Aspettare un segnale di approvazione e ricevere solo… silenzio. Un silenzio che in pochi secondi diventa un vortice di dubbi, supposizioni e critiche verso te stesso/a. Perché capita così spesso, anche quando sappiamo di aver fatto bene? In questo primo articolo esploreremo perché il “bravo/a” diventa quasi una droga, come le diverse generazioni hanno imparato a inseguirlo in modi differenti e cosa succede quando deleghiamo agli altri il potere di dirci quanto valiamo.

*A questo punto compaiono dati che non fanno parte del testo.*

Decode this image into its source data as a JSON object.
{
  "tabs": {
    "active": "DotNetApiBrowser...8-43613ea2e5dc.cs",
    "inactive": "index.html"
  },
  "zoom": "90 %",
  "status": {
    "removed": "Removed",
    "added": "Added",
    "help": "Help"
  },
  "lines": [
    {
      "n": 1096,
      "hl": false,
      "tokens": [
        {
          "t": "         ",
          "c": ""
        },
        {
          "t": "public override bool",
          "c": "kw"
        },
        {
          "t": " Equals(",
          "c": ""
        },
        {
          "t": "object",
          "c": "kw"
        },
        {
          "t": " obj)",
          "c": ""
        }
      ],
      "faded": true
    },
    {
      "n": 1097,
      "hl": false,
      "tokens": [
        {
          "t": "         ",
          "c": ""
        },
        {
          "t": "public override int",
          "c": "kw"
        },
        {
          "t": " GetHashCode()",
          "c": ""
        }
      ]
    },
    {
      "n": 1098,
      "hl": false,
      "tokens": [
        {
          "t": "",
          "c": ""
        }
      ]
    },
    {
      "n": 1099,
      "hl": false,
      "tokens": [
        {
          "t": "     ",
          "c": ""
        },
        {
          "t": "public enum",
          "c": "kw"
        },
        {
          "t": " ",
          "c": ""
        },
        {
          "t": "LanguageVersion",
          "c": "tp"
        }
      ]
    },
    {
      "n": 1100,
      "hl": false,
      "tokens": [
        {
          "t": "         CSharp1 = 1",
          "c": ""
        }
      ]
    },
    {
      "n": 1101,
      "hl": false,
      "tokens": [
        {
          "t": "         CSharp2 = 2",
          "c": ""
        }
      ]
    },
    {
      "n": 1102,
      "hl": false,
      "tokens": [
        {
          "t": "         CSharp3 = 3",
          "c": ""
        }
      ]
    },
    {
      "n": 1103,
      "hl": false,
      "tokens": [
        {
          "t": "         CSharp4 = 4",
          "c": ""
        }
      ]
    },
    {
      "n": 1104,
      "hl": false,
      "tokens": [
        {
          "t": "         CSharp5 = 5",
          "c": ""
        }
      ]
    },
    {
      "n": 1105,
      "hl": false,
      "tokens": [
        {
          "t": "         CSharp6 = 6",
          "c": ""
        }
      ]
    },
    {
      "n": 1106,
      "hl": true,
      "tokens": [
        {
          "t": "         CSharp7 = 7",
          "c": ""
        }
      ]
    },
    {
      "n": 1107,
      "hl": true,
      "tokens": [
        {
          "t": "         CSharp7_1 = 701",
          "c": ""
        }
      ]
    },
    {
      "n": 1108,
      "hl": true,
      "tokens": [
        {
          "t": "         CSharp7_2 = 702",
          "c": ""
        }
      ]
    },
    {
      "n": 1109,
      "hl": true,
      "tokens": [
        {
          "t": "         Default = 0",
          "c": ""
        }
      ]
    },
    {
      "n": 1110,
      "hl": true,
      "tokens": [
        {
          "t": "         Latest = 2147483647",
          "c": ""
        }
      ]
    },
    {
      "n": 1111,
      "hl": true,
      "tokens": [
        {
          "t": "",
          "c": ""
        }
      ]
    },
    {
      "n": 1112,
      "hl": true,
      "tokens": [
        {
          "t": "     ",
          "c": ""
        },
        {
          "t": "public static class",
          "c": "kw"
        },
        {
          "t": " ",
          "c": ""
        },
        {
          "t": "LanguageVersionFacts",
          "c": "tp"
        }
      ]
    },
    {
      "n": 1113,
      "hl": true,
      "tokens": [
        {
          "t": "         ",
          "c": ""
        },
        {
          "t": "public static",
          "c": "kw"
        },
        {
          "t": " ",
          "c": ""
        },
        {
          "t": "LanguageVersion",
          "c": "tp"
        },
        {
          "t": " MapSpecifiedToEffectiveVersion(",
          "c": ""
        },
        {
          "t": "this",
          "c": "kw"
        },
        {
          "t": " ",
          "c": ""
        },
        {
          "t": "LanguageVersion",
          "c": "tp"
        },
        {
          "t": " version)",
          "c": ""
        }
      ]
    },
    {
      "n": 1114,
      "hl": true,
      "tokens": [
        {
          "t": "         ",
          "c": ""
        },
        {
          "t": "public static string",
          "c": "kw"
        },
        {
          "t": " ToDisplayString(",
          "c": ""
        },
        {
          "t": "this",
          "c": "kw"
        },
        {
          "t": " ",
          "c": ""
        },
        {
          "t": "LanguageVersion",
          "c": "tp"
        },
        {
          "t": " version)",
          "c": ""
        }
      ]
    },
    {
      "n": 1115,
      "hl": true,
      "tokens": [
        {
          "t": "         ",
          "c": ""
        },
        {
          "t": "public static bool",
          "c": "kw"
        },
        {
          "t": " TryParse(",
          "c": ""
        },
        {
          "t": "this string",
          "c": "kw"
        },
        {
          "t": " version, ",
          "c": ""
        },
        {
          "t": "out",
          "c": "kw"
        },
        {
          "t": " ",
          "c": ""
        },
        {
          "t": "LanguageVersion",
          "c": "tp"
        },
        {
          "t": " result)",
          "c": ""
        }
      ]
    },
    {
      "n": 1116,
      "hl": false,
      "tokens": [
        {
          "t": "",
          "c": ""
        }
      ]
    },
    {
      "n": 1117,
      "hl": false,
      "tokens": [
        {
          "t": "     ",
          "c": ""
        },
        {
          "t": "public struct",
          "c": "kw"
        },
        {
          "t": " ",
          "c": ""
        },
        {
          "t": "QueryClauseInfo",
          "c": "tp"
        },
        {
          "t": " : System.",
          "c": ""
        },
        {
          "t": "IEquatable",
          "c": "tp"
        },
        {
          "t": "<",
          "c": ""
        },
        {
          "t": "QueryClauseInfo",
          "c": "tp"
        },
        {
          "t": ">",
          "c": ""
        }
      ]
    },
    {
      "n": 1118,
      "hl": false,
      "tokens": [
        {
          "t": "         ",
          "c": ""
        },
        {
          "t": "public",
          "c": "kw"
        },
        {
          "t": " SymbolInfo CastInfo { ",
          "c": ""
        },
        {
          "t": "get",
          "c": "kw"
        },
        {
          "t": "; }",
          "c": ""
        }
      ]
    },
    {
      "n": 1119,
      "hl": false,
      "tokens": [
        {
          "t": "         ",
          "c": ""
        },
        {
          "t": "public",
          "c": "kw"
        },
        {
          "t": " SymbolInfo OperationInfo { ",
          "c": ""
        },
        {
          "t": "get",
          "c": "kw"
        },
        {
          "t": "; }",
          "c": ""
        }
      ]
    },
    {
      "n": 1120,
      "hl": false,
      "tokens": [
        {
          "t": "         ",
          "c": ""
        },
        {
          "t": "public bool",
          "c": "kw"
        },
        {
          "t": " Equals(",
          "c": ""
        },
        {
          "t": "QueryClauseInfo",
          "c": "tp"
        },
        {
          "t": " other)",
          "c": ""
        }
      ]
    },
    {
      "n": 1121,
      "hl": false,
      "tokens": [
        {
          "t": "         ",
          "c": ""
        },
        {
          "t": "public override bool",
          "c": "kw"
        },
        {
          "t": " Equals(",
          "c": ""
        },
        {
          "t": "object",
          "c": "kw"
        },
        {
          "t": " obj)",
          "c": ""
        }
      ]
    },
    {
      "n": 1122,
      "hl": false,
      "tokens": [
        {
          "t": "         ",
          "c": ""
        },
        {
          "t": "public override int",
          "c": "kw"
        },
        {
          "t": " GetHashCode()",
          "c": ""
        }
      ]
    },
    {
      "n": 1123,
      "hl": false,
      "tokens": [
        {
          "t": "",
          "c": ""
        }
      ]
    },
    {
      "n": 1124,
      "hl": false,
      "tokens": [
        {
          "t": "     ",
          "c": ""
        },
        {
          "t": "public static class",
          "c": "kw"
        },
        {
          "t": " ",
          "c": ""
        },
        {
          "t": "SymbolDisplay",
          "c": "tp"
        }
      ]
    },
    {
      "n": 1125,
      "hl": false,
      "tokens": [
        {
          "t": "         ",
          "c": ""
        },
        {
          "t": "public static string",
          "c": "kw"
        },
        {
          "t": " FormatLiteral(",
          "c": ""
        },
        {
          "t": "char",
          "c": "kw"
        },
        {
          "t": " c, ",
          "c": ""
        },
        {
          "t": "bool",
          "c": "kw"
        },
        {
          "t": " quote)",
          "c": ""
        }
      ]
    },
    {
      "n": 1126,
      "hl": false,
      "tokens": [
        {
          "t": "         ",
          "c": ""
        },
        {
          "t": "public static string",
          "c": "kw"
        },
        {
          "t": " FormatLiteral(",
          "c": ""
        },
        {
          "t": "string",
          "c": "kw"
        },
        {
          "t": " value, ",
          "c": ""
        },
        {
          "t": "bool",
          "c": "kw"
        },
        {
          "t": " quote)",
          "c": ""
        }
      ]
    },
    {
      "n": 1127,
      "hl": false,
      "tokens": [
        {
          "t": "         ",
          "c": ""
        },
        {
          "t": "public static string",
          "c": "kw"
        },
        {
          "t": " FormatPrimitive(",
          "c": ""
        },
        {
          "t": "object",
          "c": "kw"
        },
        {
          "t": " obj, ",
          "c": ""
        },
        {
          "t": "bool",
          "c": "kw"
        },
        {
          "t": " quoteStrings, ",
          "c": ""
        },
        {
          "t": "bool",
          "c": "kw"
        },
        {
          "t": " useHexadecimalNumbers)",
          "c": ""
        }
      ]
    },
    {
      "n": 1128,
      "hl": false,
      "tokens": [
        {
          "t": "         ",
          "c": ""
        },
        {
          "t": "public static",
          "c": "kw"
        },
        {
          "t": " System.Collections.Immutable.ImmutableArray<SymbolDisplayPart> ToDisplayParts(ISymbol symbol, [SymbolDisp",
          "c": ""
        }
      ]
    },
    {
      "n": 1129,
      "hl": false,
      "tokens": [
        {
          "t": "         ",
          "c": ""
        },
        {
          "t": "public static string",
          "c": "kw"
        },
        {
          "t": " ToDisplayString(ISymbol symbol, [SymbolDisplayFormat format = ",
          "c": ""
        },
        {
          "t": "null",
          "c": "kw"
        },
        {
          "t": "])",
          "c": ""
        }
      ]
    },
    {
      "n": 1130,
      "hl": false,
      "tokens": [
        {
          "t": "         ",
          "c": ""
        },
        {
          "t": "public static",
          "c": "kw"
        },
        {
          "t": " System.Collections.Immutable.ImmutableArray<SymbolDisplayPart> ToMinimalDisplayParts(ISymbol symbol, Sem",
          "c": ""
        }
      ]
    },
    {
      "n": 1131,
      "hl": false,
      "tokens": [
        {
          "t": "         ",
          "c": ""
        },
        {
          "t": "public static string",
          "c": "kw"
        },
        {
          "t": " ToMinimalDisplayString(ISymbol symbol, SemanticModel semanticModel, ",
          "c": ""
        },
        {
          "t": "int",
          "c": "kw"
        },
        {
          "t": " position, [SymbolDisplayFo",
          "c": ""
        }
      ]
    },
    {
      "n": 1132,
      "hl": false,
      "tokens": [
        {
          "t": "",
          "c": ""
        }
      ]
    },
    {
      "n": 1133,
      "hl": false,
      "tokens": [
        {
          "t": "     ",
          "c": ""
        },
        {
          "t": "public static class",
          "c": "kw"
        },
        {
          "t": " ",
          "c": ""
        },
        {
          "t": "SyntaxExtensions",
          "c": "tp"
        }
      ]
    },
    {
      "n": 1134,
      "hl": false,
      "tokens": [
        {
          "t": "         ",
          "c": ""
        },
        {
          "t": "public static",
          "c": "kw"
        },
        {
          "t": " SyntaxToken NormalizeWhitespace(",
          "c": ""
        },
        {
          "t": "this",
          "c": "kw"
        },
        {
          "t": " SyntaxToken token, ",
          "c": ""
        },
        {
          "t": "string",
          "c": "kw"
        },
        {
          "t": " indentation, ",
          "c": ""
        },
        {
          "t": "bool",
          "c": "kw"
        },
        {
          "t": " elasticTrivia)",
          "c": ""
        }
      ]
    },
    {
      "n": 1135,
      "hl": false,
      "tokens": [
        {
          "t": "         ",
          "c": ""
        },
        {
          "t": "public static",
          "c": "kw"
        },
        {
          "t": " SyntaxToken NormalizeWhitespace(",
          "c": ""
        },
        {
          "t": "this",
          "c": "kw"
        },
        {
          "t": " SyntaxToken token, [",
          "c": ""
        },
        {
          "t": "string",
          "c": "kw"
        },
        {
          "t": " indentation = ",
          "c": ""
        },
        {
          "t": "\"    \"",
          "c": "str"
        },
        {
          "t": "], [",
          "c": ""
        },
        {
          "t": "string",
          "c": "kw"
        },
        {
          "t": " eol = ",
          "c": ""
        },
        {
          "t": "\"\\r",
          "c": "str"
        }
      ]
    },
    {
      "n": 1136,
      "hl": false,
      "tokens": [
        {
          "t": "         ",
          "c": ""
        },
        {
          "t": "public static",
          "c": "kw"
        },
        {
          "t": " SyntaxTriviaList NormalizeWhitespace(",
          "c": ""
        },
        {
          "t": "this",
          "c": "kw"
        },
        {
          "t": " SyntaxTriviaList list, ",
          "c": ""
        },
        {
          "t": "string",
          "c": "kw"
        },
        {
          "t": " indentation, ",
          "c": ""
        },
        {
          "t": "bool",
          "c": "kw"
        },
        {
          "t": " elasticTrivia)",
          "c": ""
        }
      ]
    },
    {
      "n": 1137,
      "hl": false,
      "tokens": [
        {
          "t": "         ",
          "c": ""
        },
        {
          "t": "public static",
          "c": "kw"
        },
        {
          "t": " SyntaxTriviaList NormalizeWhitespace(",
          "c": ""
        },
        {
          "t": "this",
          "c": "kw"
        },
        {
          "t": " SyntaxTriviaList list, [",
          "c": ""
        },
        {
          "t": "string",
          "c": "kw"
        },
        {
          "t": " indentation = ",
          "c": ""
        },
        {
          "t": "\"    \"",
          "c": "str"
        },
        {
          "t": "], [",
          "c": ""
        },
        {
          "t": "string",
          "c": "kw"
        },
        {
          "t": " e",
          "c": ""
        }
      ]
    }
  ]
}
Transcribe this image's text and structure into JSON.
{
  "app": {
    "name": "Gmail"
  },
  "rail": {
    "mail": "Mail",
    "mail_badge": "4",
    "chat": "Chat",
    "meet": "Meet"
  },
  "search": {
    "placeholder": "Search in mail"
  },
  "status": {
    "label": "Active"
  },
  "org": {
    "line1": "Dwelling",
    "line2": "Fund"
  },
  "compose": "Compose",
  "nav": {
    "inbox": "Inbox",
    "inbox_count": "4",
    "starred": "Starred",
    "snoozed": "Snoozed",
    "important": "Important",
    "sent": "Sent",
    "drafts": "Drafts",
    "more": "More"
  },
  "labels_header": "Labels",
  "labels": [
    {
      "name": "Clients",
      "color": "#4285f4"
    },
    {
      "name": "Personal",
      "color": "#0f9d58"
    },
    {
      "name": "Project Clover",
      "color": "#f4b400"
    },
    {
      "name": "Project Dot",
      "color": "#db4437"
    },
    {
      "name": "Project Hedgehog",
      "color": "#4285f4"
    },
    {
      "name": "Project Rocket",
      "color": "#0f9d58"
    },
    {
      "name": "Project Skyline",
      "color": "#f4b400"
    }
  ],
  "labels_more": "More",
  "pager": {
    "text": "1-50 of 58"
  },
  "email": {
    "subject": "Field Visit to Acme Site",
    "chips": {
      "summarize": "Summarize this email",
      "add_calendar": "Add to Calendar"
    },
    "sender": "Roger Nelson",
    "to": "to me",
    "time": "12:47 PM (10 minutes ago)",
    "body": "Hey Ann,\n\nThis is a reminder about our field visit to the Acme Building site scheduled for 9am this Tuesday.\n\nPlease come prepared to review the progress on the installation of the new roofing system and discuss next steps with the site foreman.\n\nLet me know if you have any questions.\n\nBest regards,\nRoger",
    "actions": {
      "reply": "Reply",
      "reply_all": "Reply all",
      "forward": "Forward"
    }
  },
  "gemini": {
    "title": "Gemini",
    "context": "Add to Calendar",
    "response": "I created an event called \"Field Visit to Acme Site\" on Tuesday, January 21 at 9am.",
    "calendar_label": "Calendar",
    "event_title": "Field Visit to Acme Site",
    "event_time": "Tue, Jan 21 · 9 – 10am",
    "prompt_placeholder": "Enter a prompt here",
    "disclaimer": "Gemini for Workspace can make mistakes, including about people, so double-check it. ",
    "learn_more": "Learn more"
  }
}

E soprattutto, ti mostro come iniziare ad allenare il tuo “muscolo del valore interno” per non restare intrappolato/a nel circolo vizioso del riconoscimento esterno.
Hai presente quella sensazione quando mandi un’email di lavoro, frutto di ore di impegno, e aspetti il “bravo/a” come si aspetta il caffè al mattino?
E invece… pling!: ti arriva solo la notifica di una nuova riunione.
Il silenzio.
Quel silenzio che fa partire nella testa un film in tre atti:
“Forse non l’hanno letta.”
“Forse non è piaciuta.”
“Forse dovrei rifare tutto.”
Se ti è successo almeno una volta, benvenuto/a nel circolo vizioso del riconoscimento esterno: quel meccanismo per cui non ti basta fare bene, devi anche sapere che gli altri se ne sono accorti (e, possibilmente, che ti adorano per questo).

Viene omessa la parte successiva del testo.